6. The hydroponic rice planting system based on a multi-layer structure of a greenhouse of claim 5, wherein the regulation and control determining module is internally provided with a circulating concentration difference evaluation value,

The first EC detector obtains the actual concentration of the feed liquid of the feed nutrient liquid according to the monitoring period,

The second EC detector acquires the actual concentration of the returned liquid of the residual nutrient solution according to the monitoring period,

The regulation and control determining module is used for determining the concentration of the supplied nutrient solution according to the cyclic concentration difference value and the cyclic concentration difference value, or sending out a second regulation signal;

the circulating concentration difference value is the absolute value of the difference value between the actual concentration of the liquid supply and the actual concentration of the liquid return.

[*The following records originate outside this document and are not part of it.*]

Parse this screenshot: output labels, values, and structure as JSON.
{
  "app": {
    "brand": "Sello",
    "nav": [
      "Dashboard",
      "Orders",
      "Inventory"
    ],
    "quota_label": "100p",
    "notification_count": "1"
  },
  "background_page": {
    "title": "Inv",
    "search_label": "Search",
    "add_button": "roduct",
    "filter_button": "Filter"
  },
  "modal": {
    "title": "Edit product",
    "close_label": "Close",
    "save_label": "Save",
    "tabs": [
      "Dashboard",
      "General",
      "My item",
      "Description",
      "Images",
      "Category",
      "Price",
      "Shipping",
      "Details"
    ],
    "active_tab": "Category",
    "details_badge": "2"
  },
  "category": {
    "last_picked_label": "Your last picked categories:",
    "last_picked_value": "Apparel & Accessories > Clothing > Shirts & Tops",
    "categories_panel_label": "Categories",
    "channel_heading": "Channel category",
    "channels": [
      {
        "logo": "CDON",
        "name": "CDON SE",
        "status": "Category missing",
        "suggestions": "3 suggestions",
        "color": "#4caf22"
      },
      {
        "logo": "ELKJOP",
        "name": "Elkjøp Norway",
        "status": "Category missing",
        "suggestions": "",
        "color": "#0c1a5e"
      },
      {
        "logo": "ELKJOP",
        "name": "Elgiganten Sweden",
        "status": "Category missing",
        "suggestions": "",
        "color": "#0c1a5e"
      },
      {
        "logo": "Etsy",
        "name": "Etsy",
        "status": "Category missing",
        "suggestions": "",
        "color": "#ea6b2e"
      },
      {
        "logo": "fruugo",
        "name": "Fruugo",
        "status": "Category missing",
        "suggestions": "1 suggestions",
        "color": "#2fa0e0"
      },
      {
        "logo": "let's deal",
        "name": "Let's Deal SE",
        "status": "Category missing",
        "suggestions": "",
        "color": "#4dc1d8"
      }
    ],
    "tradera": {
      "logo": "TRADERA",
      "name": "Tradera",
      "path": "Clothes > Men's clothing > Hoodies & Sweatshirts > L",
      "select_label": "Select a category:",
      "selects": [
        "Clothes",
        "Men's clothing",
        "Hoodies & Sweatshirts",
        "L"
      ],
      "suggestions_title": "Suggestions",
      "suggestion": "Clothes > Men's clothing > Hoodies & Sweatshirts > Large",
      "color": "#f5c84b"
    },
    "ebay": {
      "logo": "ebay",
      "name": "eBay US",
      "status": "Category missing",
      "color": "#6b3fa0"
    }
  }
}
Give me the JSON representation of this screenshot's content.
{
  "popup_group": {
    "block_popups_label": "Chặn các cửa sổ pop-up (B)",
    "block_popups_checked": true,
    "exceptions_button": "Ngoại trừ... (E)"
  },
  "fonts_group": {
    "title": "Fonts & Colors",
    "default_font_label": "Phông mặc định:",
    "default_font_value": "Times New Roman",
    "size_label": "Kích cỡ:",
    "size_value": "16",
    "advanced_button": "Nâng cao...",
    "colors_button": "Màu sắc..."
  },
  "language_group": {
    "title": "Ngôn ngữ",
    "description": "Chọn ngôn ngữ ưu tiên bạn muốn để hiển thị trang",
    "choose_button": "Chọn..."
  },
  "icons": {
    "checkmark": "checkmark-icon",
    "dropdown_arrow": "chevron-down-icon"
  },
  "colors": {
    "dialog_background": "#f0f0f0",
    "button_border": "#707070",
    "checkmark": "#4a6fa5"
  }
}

7. The hydroponic rice planting system based on a multi-layer structure of a greenhouse of claim 6, wherein the regulation and control determining module is internally provided with a circulating valve opening evaluation value,

The regulation and control determining module determines the opening or closing of the circulating valve according to the actual concentration of the liquid return and the opening evaluation value of the circulating valve,

Wherein, the value of the circulating valve opening evaluation value is in direct proportion to the actual concentration of the liquid supply.

8. The hydroponic rice planting system based on a multi-layer structure in greenhouse of claim 7, wherein said signal receiving module determines the actual concentration of said supply nutrient solution after adjustment based on said second adjustment signal,

The image monitor can monitor the growth condition of the rice on the planting plate after the concentration of the nutrient solution is regulated according to the monitoring period,

The identification unit can determine the effect of the regulating concentration on the rice growth according to the monitoring result,

And the regulation and control determining module determines the monitoring precision level of the image monitor according to the identification result.